Dozens of leading charities could face insolvency within weeks after the Government ruled they must pay millions of pounds in back payments to overnight carers.
Around 200 disability charities, including Mencap, are said to face a bill of around £400m in back payments after new guidance was issued stating overnight carers must be paid the national minimum wage (NMW) for all hours.
Vulnerable people with learning difficulties face losing “vital” care as a result of the bills, charities have warned, with around 5,500 supported by Mencap alone set to be “majorly impacted”, while some may end up losing that support all together.
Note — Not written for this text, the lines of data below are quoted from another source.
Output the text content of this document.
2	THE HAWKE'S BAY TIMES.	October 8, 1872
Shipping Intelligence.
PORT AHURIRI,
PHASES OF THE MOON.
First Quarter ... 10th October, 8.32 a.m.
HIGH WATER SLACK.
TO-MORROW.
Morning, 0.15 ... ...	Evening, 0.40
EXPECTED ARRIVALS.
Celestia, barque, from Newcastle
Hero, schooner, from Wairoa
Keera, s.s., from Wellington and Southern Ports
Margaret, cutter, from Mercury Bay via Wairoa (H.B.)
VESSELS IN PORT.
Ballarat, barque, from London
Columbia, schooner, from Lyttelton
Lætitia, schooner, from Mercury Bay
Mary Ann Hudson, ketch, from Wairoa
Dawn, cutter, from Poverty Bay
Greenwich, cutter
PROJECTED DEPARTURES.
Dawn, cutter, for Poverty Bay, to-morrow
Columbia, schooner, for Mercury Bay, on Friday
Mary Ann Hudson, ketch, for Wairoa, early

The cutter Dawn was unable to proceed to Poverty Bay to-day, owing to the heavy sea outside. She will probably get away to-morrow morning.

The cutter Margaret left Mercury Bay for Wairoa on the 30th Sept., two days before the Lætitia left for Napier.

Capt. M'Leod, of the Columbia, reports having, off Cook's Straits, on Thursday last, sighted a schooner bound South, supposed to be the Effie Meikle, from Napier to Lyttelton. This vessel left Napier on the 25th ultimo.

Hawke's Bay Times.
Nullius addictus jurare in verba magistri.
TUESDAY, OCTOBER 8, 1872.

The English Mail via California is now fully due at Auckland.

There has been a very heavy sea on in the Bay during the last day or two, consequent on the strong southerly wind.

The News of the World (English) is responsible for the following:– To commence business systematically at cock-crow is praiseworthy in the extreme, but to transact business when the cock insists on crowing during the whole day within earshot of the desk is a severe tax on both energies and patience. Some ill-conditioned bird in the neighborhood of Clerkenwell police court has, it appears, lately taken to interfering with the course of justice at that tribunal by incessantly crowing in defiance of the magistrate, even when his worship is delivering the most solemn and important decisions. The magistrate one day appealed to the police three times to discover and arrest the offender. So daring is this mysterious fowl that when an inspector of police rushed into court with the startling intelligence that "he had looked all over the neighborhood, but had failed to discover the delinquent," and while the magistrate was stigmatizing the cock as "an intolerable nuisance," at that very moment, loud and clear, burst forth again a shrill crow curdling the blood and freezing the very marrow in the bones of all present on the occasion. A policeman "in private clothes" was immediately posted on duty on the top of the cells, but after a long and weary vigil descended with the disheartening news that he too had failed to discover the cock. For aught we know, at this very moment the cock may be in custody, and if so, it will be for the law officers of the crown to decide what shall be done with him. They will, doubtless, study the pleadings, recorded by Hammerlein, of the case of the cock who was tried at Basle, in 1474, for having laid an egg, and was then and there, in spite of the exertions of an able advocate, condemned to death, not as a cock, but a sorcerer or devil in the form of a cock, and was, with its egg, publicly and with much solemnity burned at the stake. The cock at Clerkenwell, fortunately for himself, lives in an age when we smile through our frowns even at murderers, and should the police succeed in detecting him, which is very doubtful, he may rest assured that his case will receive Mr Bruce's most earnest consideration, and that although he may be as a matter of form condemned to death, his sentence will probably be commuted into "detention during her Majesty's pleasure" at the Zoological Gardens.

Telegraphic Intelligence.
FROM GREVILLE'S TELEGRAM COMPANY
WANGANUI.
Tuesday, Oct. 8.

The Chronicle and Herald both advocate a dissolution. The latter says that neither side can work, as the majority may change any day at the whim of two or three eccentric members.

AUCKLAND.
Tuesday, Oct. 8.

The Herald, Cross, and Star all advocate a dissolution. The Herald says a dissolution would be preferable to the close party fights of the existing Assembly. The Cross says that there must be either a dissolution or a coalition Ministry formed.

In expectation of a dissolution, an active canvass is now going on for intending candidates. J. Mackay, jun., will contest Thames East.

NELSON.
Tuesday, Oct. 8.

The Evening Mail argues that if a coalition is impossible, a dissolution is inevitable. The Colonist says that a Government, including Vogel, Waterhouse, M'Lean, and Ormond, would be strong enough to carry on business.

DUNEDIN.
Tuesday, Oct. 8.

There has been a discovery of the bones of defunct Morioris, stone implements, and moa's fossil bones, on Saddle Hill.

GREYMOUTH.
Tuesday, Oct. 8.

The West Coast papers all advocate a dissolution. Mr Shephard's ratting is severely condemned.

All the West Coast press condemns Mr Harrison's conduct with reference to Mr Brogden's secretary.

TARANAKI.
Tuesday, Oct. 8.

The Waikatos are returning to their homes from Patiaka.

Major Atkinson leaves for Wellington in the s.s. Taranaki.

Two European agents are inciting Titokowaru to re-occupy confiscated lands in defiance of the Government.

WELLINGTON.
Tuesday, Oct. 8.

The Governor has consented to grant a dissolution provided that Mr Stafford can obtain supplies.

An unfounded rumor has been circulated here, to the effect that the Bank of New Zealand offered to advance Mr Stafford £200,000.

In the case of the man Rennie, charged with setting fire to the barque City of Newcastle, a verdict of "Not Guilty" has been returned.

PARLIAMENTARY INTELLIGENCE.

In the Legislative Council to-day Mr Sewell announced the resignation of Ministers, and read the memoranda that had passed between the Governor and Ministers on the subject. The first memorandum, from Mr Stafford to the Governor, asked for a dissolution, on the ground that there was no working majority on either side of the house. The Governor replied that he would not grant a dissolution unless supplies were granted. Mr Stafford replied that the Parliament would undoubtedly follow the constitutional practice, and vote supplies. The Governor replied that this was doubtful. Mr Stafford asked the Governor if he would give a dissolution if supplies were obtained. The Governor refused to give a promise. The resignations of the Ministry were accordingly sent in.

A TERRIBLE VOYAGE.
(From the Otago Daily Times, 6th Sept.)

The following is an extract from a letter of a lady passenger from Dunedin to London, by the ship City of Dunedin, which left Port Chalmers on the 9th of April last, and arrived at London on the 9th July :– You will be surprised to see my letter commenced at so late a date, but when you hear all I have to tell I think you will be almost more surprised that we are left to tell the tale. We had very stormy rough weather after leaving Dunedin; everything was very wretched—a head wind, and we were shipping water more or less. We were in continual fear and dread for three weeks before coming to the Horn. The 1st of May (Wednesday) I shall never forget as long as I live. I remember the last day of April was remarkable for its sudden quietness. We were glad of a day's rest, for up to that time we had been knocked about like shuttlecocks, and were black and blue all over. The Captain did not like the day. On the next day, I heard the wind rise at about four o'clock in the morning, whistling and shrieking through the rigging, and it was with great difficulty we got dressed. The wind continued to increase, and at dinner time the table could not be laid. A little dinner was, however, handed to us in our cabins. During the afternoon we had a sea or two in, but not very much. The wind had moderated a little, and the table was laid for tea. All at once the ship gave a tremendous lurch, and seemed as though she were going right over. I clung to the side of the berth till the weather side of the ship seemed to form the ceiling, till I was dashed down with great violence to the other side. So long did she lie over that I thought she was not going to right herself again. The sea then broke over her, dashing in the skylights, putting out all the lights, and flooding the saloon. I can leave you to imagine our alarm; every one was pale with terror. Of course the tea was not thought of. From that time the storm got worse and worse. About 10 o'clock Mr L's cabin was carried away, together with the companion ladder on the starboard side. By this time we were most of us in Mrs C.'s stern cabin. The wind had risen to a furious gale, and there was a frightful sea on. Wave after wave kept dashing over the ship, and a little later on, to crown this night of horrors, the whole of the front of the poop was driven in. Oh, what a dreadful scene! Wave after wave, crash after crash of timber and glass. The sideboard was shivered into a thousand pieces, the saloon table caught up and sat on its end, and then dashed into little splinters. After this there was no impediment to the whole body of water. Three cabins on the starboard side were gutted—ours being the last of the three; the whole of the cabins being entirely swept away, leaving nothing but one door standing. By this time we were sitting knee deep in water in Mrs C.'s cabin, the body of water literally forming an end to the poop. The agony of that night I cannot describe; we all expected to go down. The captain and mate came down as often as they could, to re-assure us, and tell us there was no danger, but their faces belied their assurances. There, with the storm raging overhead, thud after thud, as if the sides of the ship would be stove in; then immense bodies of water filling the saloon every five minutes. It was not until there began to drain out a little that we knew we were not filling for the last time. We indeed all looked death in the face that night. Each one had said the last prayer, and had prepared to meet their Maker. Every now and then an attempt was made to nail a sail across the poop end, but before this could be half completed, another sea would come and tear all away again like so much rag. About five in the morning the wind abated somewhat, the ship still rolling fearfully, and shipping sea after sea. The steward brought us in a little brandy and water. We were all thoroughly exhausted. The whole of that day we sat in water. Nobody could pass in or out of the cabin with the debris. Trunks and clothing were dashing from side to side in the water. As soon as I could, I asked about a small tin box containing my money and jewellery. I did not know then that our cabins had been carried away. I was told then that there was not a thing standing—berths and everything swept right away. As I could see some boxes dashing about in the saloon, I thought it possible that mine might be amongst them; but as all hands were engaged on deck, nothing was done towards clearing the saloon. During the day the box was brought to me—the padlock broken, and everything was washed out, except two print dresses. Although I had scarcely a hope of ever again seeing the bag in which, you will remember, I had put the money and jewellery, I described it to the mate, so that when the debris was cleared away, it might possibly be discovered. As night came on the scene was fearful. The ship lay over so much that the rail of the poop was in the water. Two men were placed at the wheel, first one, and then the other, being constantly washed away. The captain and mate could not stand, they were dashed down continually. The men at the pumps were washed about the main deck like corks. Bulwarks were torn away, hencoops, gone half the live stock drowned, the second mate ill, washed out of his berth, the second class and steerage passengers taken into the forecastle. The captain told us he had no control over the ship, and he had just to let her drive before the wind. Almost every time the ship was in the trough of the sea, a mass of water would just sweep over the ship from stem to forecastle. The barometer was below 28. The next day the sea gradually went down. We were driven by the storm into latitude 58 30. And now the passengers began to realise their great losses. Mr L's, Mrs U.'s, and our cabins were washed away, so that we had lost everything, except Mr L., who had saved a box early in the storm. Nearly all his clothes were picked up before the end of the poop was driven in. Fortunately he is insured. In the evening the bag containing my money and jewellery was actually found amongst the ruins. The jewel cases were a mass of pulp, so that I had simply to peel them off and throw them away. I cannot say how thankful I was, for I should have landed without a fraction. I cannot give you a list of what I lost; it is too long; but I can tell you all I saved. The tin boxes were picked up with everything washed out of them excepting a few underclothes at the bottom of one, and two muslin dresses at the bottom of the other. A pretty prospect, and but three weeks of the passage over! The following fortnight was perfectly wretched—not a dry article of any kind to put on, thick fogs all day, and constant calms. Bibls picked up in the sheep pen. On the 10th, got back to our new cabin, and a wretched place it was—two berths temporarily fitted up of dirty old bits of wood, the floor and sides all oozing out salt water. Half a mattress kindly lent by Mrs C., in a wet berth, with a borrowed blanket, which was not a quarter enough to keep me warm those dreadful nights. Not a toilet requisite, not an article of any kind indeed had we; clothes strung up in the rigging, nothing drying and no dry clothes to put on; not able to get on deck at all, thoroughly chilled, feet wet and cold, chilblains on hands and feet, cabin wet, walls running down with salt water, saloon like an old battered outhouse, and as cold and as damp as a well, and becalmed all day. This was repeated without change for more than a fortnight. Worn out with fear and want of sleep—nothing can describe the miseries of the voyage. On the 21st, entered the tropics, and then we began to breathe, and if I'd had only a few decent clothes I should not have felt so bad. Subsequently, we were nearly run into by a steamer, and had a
Under guidance issued by the Government in 1999, when the minimum wage was introduced, disability charities, which sent a carer overnight to look after someone with learning difficulties, were required to pay a flat rate “on call” allowance of £25 or £35 to cover the period when they were asleep.
But, following two tribunal cases in 2015 and last year, the Department for Business, Energy and Industrial Strategy (BEIS) changed the guidance in October to state that these organisations must now pay the minimum wage throughout the shift, meaning overnight carers would earn £60 for eight hours of sleep.
Mencap and other charities and companies are now warning that they cannot afford the huge and unexpected additional sums being demanded by HM Revenue & Customs (HMRC), even though they believe their staff should get the higher pay levels demanded by the business department.
Derek Lewis, chairman of the Royal Mencap Society, said “sleep-ins”, which are widely used in the sector, rarely see the carer disturbed during the night, citing research showing that 99.7 per cent of them slept peacefully.
“Sleep-ins are widely used in the learning disability sector to provide care for some of our most vulnerable adults, in their own homes in the communities they live in,” he said.
“The carer is only there ‘just in case’ to provide safety and reassurance and is rarely disturbed. Recent research which looked at the last three years showed that 99.7 per cent of carers slept peacefully.
“The unintended consequences have been disastrous as HMRC have begun enforcement action demanding six years’ back pay. Estimates of the costs to the Learning Disability sector are in the region of £400m and Royal Mencap Society will be severely affected.”
Mr Lewis added that “high politics, Brexit or the Parliamentary Recess” appeared to be “getting in the way” of talks between charities and the Government about the issue.
The national minimum wage for those aged 25 and over is £7.50 an hour, which will increase to £9 by 2020.
About 178,000 people with learning difficulties may lose their assistance at home because of changes to pay rates for 24-hour care, with one large provider ordered to come up with six years’ back pay by September, said Mr Lewis.
He added: “For many smaller care providers across the country, the financial impact will be devastating. The resulting multiple insolvencies will be more serious than Southern Cross because there will be no alternative providers available, as local authorities are already finding. We know that the Care Quality Commission is very concerned."
Jan Tregelles, chief executive of Royal Mencap Society, said: “We all recognise that our social care colleagues do some outstanding work and are some of the lowest paid, but we cannot pay them if we do not have the money and we only receive money from government sources.
“For someone with serious learning disabilities, having someone stay overnight ‘at home’ makes the vital difference between ‘living a life’ and spending the rest of their life in a hospital setting.
“178,000 of the most vulnerable people in our society need this help and may lose it. I am deeply saddened that the Government is putting at risk the very heart of care and support in this vital social care sector.”
Mencap employs around 5,500 carers on an overnight basis, and says it plans to appeal further next year.
A Government spokesperson said: “We recognise the vital role social care providers play in supporting some of the most vulnerable people in our society and workers in that sector should be paid fairly for the important job they do.
“The Government is considering this issue extremely carefully and ministers continue to meet with care providers to ensure any action taken to protect workers is fair and proportionate.”